Éléments de biographie

Aristodème pourrait être né vers 450 et mort avant 400 av. J.C., selon l'helléniste Debra Nails — qui relève cependant que ces dates sont très approximatives[2]. Pour la naissance, Nails se fonde sur le fait que nous savons qu'il était déjà adulte en 416, date à laquelle s'est tenu Le banquet organisé par Agathon, dont Platon rapporte les discussions et auquel Aristodème a participé[3].

Aristodème est originaire de Cydathénéon, le même dème que le poète comique Aristophane[2], ce qui signifie que les deux avaient des obligations sociales et civiques l'un envers l'autre[4]. C'est un disciple de Socrate, et il cherche à l'imiter[5]. Dans Le Banquet, Apollodore dit d'Aristodème qu'il est « un homme petit qui allait toujours pieds nus »[6], comme Socrate. Aristophane[7] et Xénophon le raillent, ce dernier le surnommant « Aristodème le petit » ou « le nain »[8].

Aristodème est aussi qualifié d’éraste de Socrate, expression que Luc Brisson traduit ainsi: « c'était l'amant le plus fervent de Socrate (Σωκράτους ἐραστὴς), me semble-t-il », mots que Platon met dans la bouche d'Apollon[6]. Le mot « éraste » doit cependant être nuancé, dans la mesure où Socrate avait environ cinquante-cinq ans au moment de ce repas[9]. Aristodème (tout comme Apollodore) est très dévoué à Socrate, et il le suit fidèlement[10],[9]. Et si Xénophon ne le mentionne pas dans le cercle des proches de Socrate[11], d'un autre côté il fait référence à Aristodème dans le cadre des « entretiens qu'il [Socrate] avait chaque jour avec ses disciples »[12].
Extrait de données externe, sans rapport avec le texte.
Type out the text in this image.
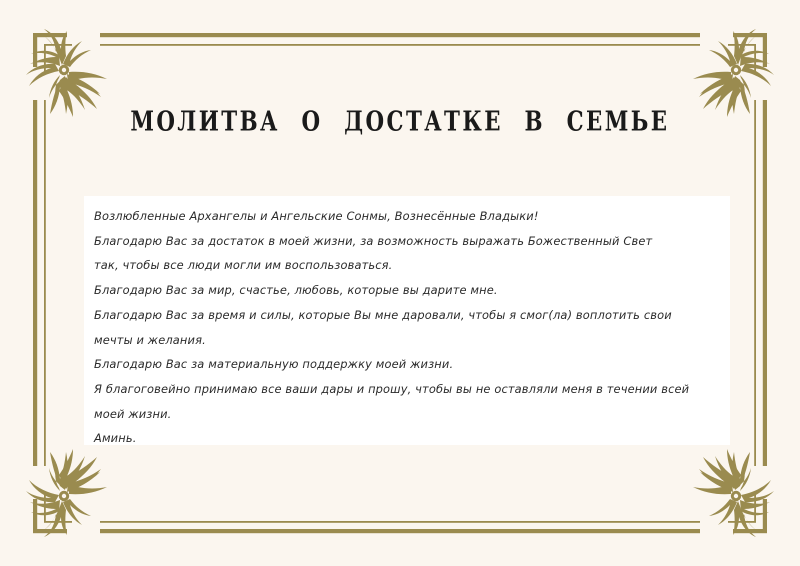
молитва о достатке в семье
Возлюбленные Архангелы и Ангельские Сонмы, Вознесённые Владыки!
Благодарю Вас за достаток в моей жизни, за возможность выражать Божественный Свет
так, чтобы все люди могли им воспользоваться.
Благодарю Вас за мир, счастье, любовь, которые вы дарите мне.
Благодарю Вас за время и силы, которые Вы мне даровали, чтобы я смог(ла) воплотить свои
мечты и желания.
Благодарю Вас за материальную поддержку моей жизни.
Я благоговейно принимаю все ваши дары и прошу, чтобы вы не оставляли меня в течении всей
моей жизни.
Аминь.
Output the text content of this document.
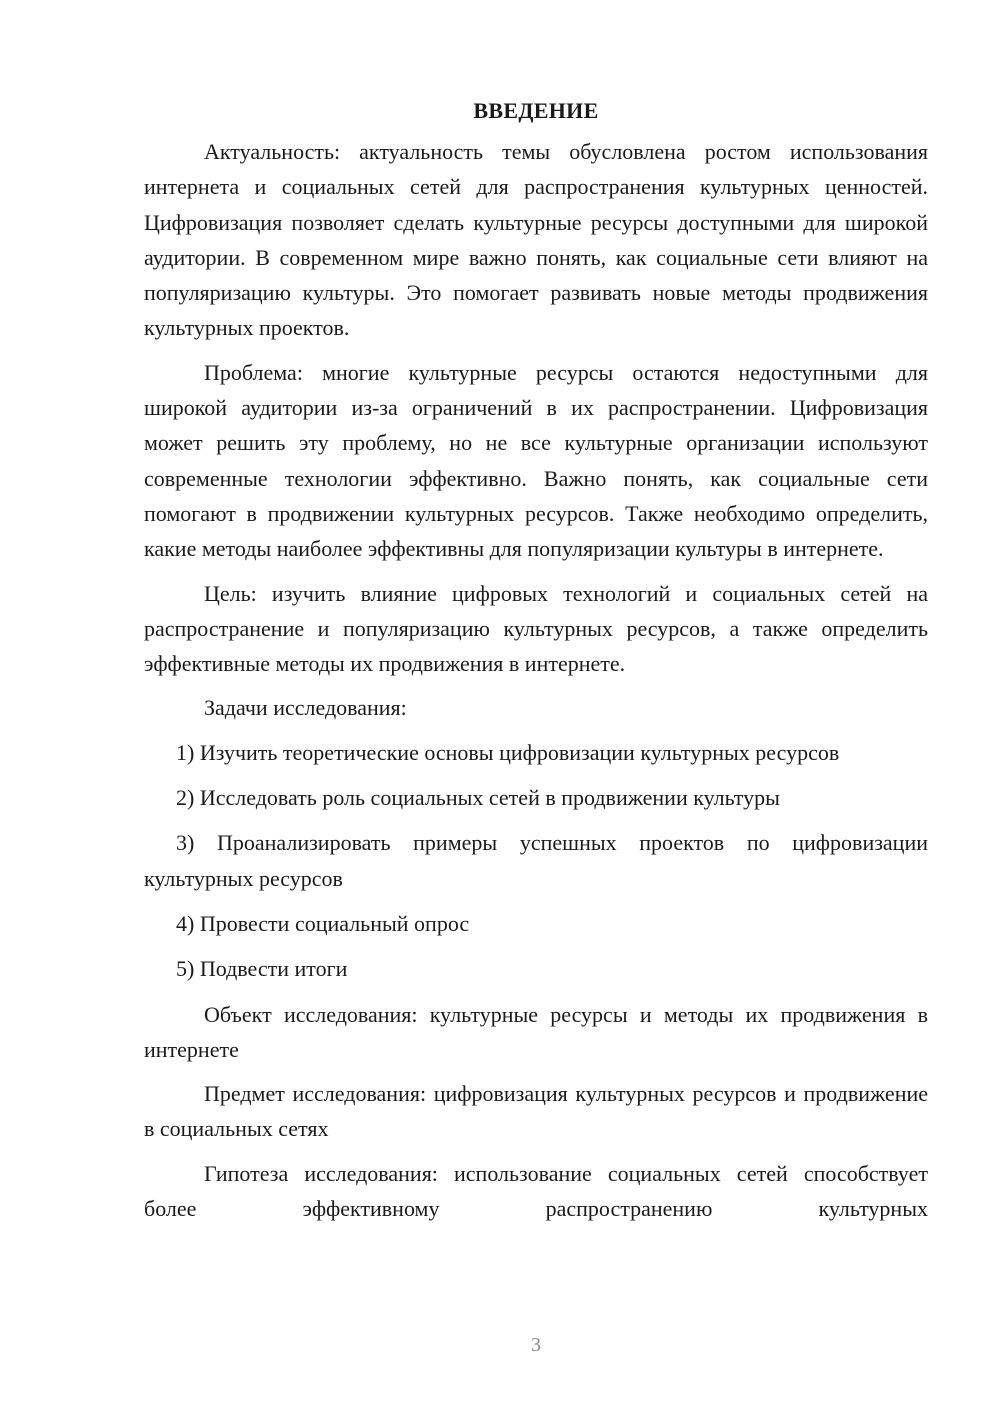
ВВЕДЕНИЕ

Актуальность: актуальность темы обусловлена ростом использования интернета и социальных сетей для распространения культурных ценностей. Цифровизация позволяет сделать культурные ресурсы доступными для широкой аудитории. В современном мире важно понять, как социальные сети влияют на популяризацию культуры. Это помогает развивать новые методы продвижения культурных проектов.

Проблема: многие культурные ресурсы остаются недоступными для широкой аудитории из-за ограничений в их распространении. Цифровизация может решить эту проблему, но не все культурные организации используют современные технологии эффективно. Важно понять, как социальные сети помогают в продвижении культурных ресурсов. Также необходимо определить, какие методы наиболее эффективны для популяризации культуры в интернете.

Цель: изучить влияние цифровых технологий и социальных сетей на распространение и популяризацию культурных ресурсов, а также определить эффективные методы их продвижения в интернете.

Задачи исследования:

1) Изучить теоретические основы цифровизации культурных ресурсов

2) Исследовать роль социальных сетей в продвижении культуры

3) Проанализировать примеры успешных проектов по цифровизации культурных ресурсов

4) Провести социальный опрос

5) Подвести итоги

Объект исследования: культурные ресурсы и методы их продвижения в интернете

Предмет исследования: цифровизация культурных ресурсов и продвижение в социальных сетях

Гипотеза исследования: использование социальных сетей способствует более эффективному распространению культурных

3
Dans la narration du Banquet par Apollodore, qui a dû être faite en plus ou moins 400 av. J.C., on se réfère à Aristodème comme si on ne l'avait plus vu depuis un certain temps. De plus, Aristodème n'est pas mentionné dans le cadre du procès et de l'exécution de Socrate (399 av. J.C.). Ces éléments amènent Debra Nails à fixer la date de sa mort avant 400 (« I take it he was dead before 400 »)[2].

Participation au Banquet

Aristodème est le principal narrateur du Banquet, mais ses propos sont rapportés par Apollodore. En outre, sa propre contribution n'apparaît pas, soit qu'Aristodème ne la rapporte pas, soit qu'on l'ait passée sous silence, ce que la philosophe Debra Nails perçoit comme une marque de « son insignifiance aux yeux des personnes présentes lorsqu'elles font leurs discours sur l'éros »[2],[13].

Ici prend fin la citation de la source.